And Tanelorn is mirrored elsewhere—but with one difference, it does not change. It does not decay as the other worlds decay. Tanelorn, like you, Sir Hero, is eternal.”
“And how may I find Tanelorn and the powers who rule there?”
“I know not. You must seek that information elsewhere.”
“I may never find it.”
The conversation had exhausted her and I, too, was seriously feeling the effects of the poison radiation. I was bitterly disappointed for, though I had discovered something more, I still had not all the information I had hoped for.
“Tell me what the chalice is,” I said weakly. But she had fainted. Unless we reached the Scarlet Fjord soon, there would be little point in seeking more information.

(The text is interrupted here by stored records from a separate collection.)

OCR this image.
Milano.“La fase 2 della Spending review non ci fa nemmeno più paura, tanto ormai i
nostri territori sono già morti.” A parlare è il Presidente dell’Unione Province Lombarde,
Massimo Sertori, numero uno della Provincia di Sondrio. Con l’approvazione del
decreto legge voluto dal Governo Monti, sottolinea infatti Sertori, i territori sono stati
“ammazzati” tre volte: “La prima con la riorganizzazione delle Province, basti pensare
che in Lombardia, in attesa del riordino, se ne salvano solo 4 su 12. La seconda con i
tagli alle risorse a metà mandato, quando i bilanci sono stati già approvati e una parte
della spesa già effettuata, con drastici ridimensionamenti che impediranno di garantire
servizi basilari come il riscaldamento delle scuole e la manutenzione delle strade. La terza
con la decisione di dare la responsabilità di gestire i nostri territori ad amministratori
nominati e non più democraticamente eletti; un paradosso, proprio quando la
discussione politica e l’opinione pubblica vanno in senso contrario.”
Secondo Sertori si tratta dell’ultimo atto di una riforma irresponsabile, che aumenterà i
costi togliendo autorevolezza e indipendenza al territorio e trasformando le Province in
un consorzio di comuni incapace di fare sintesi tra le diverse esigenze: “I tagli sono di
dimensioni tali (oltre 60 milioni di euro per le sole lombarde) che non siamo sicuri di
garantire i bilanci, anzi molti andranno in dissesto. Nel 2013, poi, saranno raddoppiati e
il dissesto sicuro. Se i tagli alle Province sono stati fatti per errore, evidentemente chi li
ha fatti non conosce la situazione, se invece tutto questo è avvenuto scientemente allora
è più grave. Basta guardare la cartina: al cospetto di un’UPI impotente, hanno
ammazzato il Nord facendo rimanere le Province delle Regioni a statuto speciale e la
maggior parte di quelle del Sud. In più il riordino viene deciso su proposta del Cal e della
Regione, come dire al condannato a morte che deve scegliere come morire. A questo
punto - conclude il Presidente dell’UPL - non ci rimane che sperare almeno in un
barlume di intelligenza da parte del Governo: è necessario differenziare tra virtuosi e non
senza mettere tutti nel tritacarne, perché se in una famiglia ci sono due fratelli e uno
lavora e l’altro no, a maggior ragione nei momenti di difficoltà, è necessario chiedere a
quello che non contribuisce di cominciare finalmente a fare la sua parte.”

Then, at last, I saw the mountains ahead and I pulled back the lever to increase the aircraft’s height for I intended to fly all the way to the Scarlet Fjord and that was still a good distance away on the other side of the range.
We passed into a bank of thick, brown cloud and I felt salty moisture on my face. I could see only a short distance ahead and I prayed I had taken the vessel up high enough to avoid the highest crags. If not, then we should crash and be killed instantly.
I fought to keep my vision clear and rid my head of dizziness, my body of its ache. If I lost control of the craft we were bound to go into the side of a mountain.
Then came a break in the cloud.
I saw the dark, brooding sea below me.
We had overshot the fjord.
Quickly I turned the craft and decreased height.
Within moments I saw the bishop’s great fleet below.
I fought against the nausea and the dizziness engulfing me. I circled down and saw that Belphig stood on the top deck of the largest ship. He was talking to two tall Silver Warriors but looked up in astonishment when he saw my craft.
“Urlik!” he screamed. Then he laughed. “Do you think you can save your friends with that little flying boat? A third of them are dead of starvation already. The rest are too weak to resist us. We are just about to sail into the fjord. Bladrak was the last to resist. Now the world is mine.”
I turned and tried to revive the Silver Queen. She moaned and stirred but I could not arouse her. I lifted her upright as best I could in my own weakened condition and I showed her to Belphig.
Then the air-chariot began to lose height as I could control it no longer.
In a moment, I knew, I would be swallowed by that salt-thick sea.
* * *
But now a new sound came to my ears and I forced my head around to see Bladrak’s boats emerging from the gap between the cliffs.
Despairing of my help, Bladrak had decided to die fighting.
I tried to call out, to tell him there was no need, but the boat had hit the water and was skidding over the surface towards the looming shape of one of the ships of Belphig’s fleet.
I managed to turn the craft a little, but we smashed into a paddle with a mighty crash, the air-chariot overturned and the Silver Queen and myself were plunged into the thick water.
There were other sounds of confusion. I heard a shout and saw something drop from the side of the ship. Then the water entered my mouth and I knew I was drowning.
* * *
A moment later something seized me and dragged me from the ocean. I gasped. I was in the hands of one of the Silver Warriors. But he was smiling at me—he was virtually grinning. He pointed. Nearby the Silver Queen was reviving. He knew I had rescued her.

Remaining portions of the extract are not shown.